Nout mémwar

’Les Marrons’, de Louis-Timagène Houat — 58 —

10 janvier 2014

Dans cette chronique ’Nout mémwar’, voici la suite du 12ème chapitre (’L’évasion’) du texte de Louis-Timagène Houat paru quatre ans avant l’abolition de l’esclavage à La Réunion sous le titre ’Les Marrons’, au sujet des esclaves et des traitements imposés aux marrons dans les colonies françaises. L’auteur raconte comment un membre d’un groupe d’esclaves marrons, ’le Câpre’, échappe aux chasseurs de marrons puis rencontre dans une grotte un jeune couple de marrons, « une jeune femme blanche (Marie) tenant dans ses bras un enfant mulâtre » et « un grand jeune nègre » (Frême) ; ’le Câpre’ leur dit qu’il doit rejoindre son grand-père. Frême l’accompagne mais ils sont repérés par des chasseurs de marrons avec leurs chiens et Frême est tué par un coup de carabine. Un chasseur ramène aussitôt ’le Câpre’ chez son maître, Zézé Delinpotant, à Sainte-Suzanne ; celui-ci demande à son commandeur de mettre l’esclave rebelle en geôle avant de le conduire « devant le régisseur » ; ensuite, l’auteur évoque « les trois autres malheureux Madagasses » emprisonnés et amarrés par des pièces de fer, dont leur ami Antacime essaie de les libérer…

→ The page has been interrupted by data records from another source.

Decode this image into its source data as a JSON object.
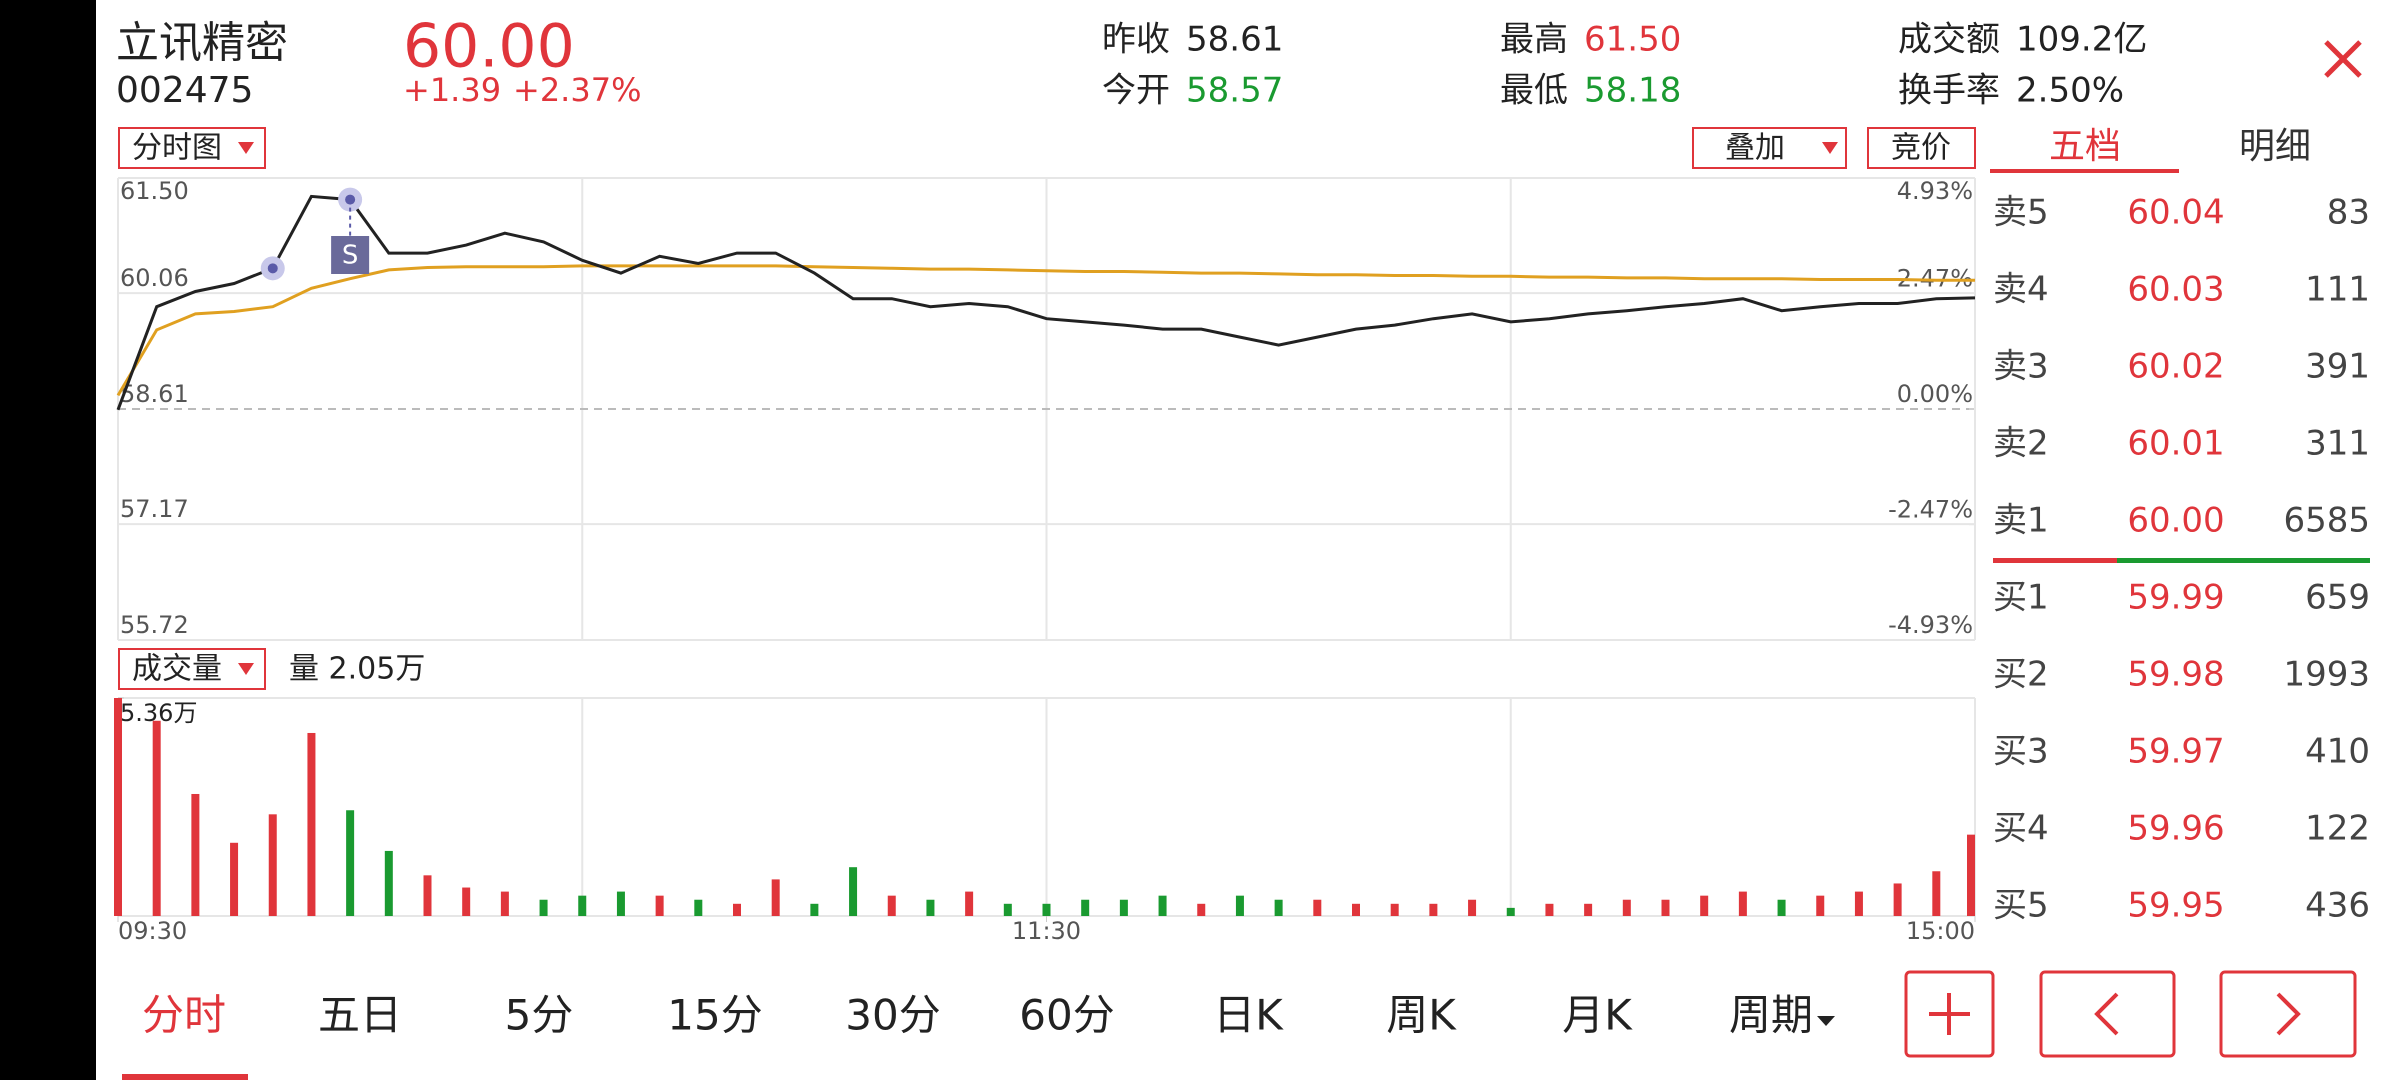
{
  "header": {
    "name": "立讯精密",
    "code": "002475",
    "price": "60.00",
    "change": "+1.39",
    "change_pct": "+2.37%",
    "stats": [
      {
        "label": "昨收",
        "value": "58.61",
        "color": "#222222"
      },
      {
        "label": "今开",
        "value": "58.57",
        "color": "#1a9a30"
      },
      {
        "label": "最高",
        "value": "61.50",
        "color": "#e0353b"
      },
      {
        "label": "最低",
        "value": "58.18",
        "color": "#1a9a30"
      },
      {
        "label": "成交额",
        "value": "109.2亿",
        "color": "#222222"
      },
      {
        "label": "换手率",
        "value": "2.50%",
        "color": "#222222"
      }
    ]
  },
  "toolbar": {
    "chart_mode": "分时图",
    "overlay": "叠加",
    "auction": "竞价"
  },
  "side_tabs": [
    "五档",
    "明细"
  ],
  "chart_data": [
    {
      "type": "line",
      "marker": "S",
      "x": [
        0,
        5,
        10,
        15,
        20,
        25,
        30,
        35,
        40,
        45,
        50,
        55,
        60,
        65,
        70,
        75,
        80,
        85,
        90,
        95,
        100,
        105,
        110,
        115,
        120,
        125,
        130,
        135,
        140,
        145,
        150,
        155,
        160,
        165,
        170,
        175,
        180,
        185,
        190,
        195,
        200,
        205,
        210,
        215,
        220,
        225,
        230,
        235,
        240
      ],
      "xlim": [
        0,
        240
      ],
      "xticks": [
        {
          "value": 0,
          "label": "09:30"
        },
        {
          "value": 120,
          "label": "11:30"
        },
        {
          "value": 240,
          "label": "15:00"
        }
      ],
      "ylim": [
        55.72,
        61.5
      ],
      "yticks": [
        {
          "value": 61.5,
          "label": "61.50"
        },
        60.06,
        58.61,
        57.17,
        55.72
      ],
      "y2lim": [
        -4.93,
        4.93
      ],
      "y2ticks": [
        {
          "value": 4.93,
          "label": "4.93%"
        },
        {
          "value": 2.47,
          "label": "2.47%"
        },
        {
          "value": 0,
          "label": "0.00%"
        },
        {
          "value": -2.47,
          "label": "-2.47%"
        },
        {
          "value": -4.93,
          "label": "-4.93%"
        }
      ],
      "series": [
        {
          "color": "#222222",
          "values": [
            58.6,
            59.89,
            60.08,
            60.18,
            60.37,
            61.27,
            61.23,
            60.56,
            60.56,
            60.66,
            60.81,
            60.7,
            60.47,
            60.31,
            60.52,
            60.43,
            60.56,
            60.56,
            60.31,
            59.99,
            59.99,
            59.89,
            59.93,
            59.89,
            59.74,
            59.7,
            59.66,
            59.61,
            59.61,
            59.51,
            59.41,
            59.51,
            59.61,
            59.66,
            59.74,
            59.8,
            59.7,
            59.74,
            59.8,
            59.84,
            59.89,
            59.93,
            59.99,
            59.84,
            59.89,
            59.93,
            59.93,
            59.99,
            60.0
          ]
        },
        {
          "color": "#e0a020",
          "values": [
            58.78,
            59.6,
            59.8,
            59.83,
            59.89,
            60.12,
            60.24,
            60.35,
            60.38,
            60.39,
            60.39,
            60.39,
            60.4,
            60.4,
            60.4,
            60.4,
            60.4,
            60.4,
            60.39,
            60.38,
            60.37,
            60.36,
            60.36,
            60.35,
            60.34,
            60.33,
            60.33,
            60.32,
            60.31,
            60.31,
            60.3,
            60.29,
            60.29,
            60.28,
            60.28,
            60.27,
            60.27,
            60.26,
            60.26,
            60.25,
            60.25,
            60.24,
            60.24,
            60.24,
            60.23,
            60.23,
            60.23,
            60.22,
            60.22
          ]
        }
      ]
    },
    {
      "type": "bar",
      "label": "成交量",
      "summary": "量 2.05万",
      "x": [
        0,
        5,
        10,
        15,
        20,
        25,
        30,
        35,
        40,
        45,
        50,
        55,
        60,
        65,
        70,
        75,
        80,
        85,
        90,
        95,
        100,
        105,
        110,
        115,
        120,
        125,
        130,
        135,
        140,
        145,
        150,
        155,
        160,
        165,
        170,
        175,
        180,
        185,
        190,
        195,
        200,
        205,
        210,
        215,
        220,
        225,
        230,
        235,
        240
      ],
      "xlim": [
        0,
        240
      ],
      "values": [
        5.36,
        4.8,
        3.0,
        1.8,
        2.5,
        4.5,
        2.6,
        1.6,
        1.0,
        0.7,
        0.6,
        0.4,
        0.5,
        0.6,
        0.5,
        0.4,
        0.3,
        0.9,
        0.3,
        1.2,
        0.5,
        0.4,
        0.6,
        0.3,
        0.3,
        0.4,
        0.4,
        0.5,
        0.3,
        0.5,
        0.4,
        0.4,
        0.3,
        0.3,
        0.3,
        0.4,
        0.2,
        0.3,
        0.3,
        0.4,
        0.4,
        0.5,
        0.6,
        0.4,
        0.5,
        0.6,
        0.8,
        1.1,
        2.0
      ],
      "ylim": [
        0,
        5.36
      ],
      "yticks": [
        {
          "value": 5.36,
          "label": "5.36万"
        }
      ],
      "up_color": "#e0353b",
      "down_color": "#1a9a30"
    }
  ],
  "order_book": [
    {
      "level": "卖5",
      "price": "60.04",
      "volume": "83"
    },
    {
      "level": "卖4",
      "price": "60.03",
      "volume": "111"
    },
    {
      "level": "卖3",
      "price": "60.02",
      "volume": "391"
    },
    {
      "level": "卖2",
      "price": "60.01",
      "volume": "311"
    },
    {
      "level": "卖1",
      "price": "60.00",
      "volume": "6585"
    },
    {
      "level": "买1",
      "price": "59.99",
      "volume": "659"
    },
    {
      "level": "买2",
      "price": "59.98",
      "volume": "1993"
    },
    {
      "level": "买3",
      "price": "59.97",
      "volume": "410"
    },
    {
      "level": "买4",
      "price": "59.96",
      "volume": "122"
    },
    {
      "level": "买5",
      "price": "59.95",
      "volume": "436"
    }
  ],
  "period_tabs": [
    "分时",
    "五日",
    "5分",
    "15分",
    "30分",
    "60分",
    "日K",
    "周K",
    "月K",
    "周期"
  ]
}
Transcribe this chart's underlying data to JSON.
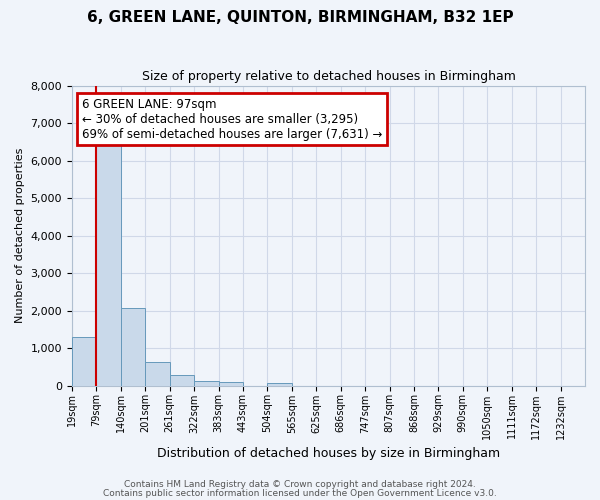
{
  "title": "6, GREEN LANE, QUINTON, BIRMINGHAM, B32 1EP",
  "subtitle": "Size of property relative to detached houses in Birmingham",
  "xlabel": "Distribution of detached houses by size in Birmingham",
  "ylabel": "Number of detached properties",
  "bin_labels": [
    "19sqm",
    "79sqm",
    "140sqm",
    "201sqm",
    "261sqm",
    "322sqm",
    "383sqm",
    "443sqm",
    "504sqm",
    "565sqm",
    "625sqm",
    "686sqm",
    "747sqm",
    "807sqm",
    "868sqm",
    "929sqm",
    "990sqm",
    "1050sqm",
    "1111sqm",
    "1172sqm",
    "1232sqm"
  ],
  "bar_heights": [
    1300,
    6580,
    2060,
    640,
    290,
    130,
    90,
    0,
    80,
    0,
    0,
    0,
    0,
    0,
    0,
    0,
    0,
    0,
    0,
    0,
    0
  ],
  "bar_color": "#c9d9ea",
  "bar_edge_color": "#6699bb",
  "ylim": [
    0,
    8000
  ],
  "yticks": [
    0,
    1000,
    2000,
    3000,
    4000,
    5000,
    6000,
    7000,
    8000
  ],
  "red_line_x": 1,
  "annotation_title": "6 GREEN LANE: 97sqm",
  "annotation_line1": "← 30% of detached houses are smaller (3,295)",
  "annotation_line2": "69% of semi-detached houses are larger (7,631) →",
  "annotation_box_color": "#ffffff",
  "annotation_box_edge": "#cc0000",
  "red_line_color": "#cc0000",
  "grid_color": "#d0d8e8",
  "background_color": "#f0f4fa",
  "footer1": "Contains HM Land Registry data © Crown copyright and database right 2024.",
  "footer2": "Contains public sector information licensed under the Open Government Licence v3.0."
}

— Mais voilà ce qui gâte... j’ai un pied plus gros que l’autre, à ce qu’il semble, et ça serre... ça n’arrive pas vite... Il faut se disloquer... C’est un badinage qui n’est pas doux,... qui n’est pas facile...

— Allez toujours, frère ; vous avez fait un ; vous ferez bien deux.

— Oui,... mais,... ce vilain pied... n’est pas de même calibre que l’autre... Ouf ! ... c’est tout de même étonnant... c’est beaucoup plus gros,... ça n’est pas si souple... et ça tient dur... Pourvu qu’on ne m’attrape pas ainsi avec une jambe hors du piège et l’autre dedans !

— Non, non, frère, tâchez encore un peu !

— Beaucoup plutôt !... Mais c’est égal, et quitte à casser, à démonter, il faut que ça vienne.... Hôé ! Hein ! Hôlà ! Ouf !...

— Eh bien ! ça vient-il ?

— Voilà, je crois... voilà !... Iibre !... C’est sorti !

— C’est sorti !

— Oui, mais ce n’est pas sans peine... la cheville est un peu endommagée... c’est égal... maintenant pour vous, frères...

Et ce disant, l’Antacime alla, tout en boîtant, au cadenas du bout, qui se lève et s’abaisse à la façon de certaines barrières. Il fit tant, qu’il le rompit et délivra, ainsi qu’il l’avait dit, ses deux autres compagnons.

Mais ce n’était pas tout ; il fallait sortir du cachot, puis de l’habitation, et des indices non équivoques annonçaient qu’on ne dormait pas encore dans l’établissement ; on pouvait à tout moment venir les visiter, les surprendre, et ils étaient dans une anxiété extrême. Enfin tout bruit cessa au dehors ; ils se mirent en devoir de forcer les portes et d’évacuer les lieux ; ce qu’ils firent avec une adresse, une précaution qui leur valut un plein succès, et en emportant avec eux quelques ustensiles du cachot, tels qu’un bidon de bois et des vases de coco, ainsi qu’une provision de manioc et de cannes à sucre qu’ils prirent sur l’habitation.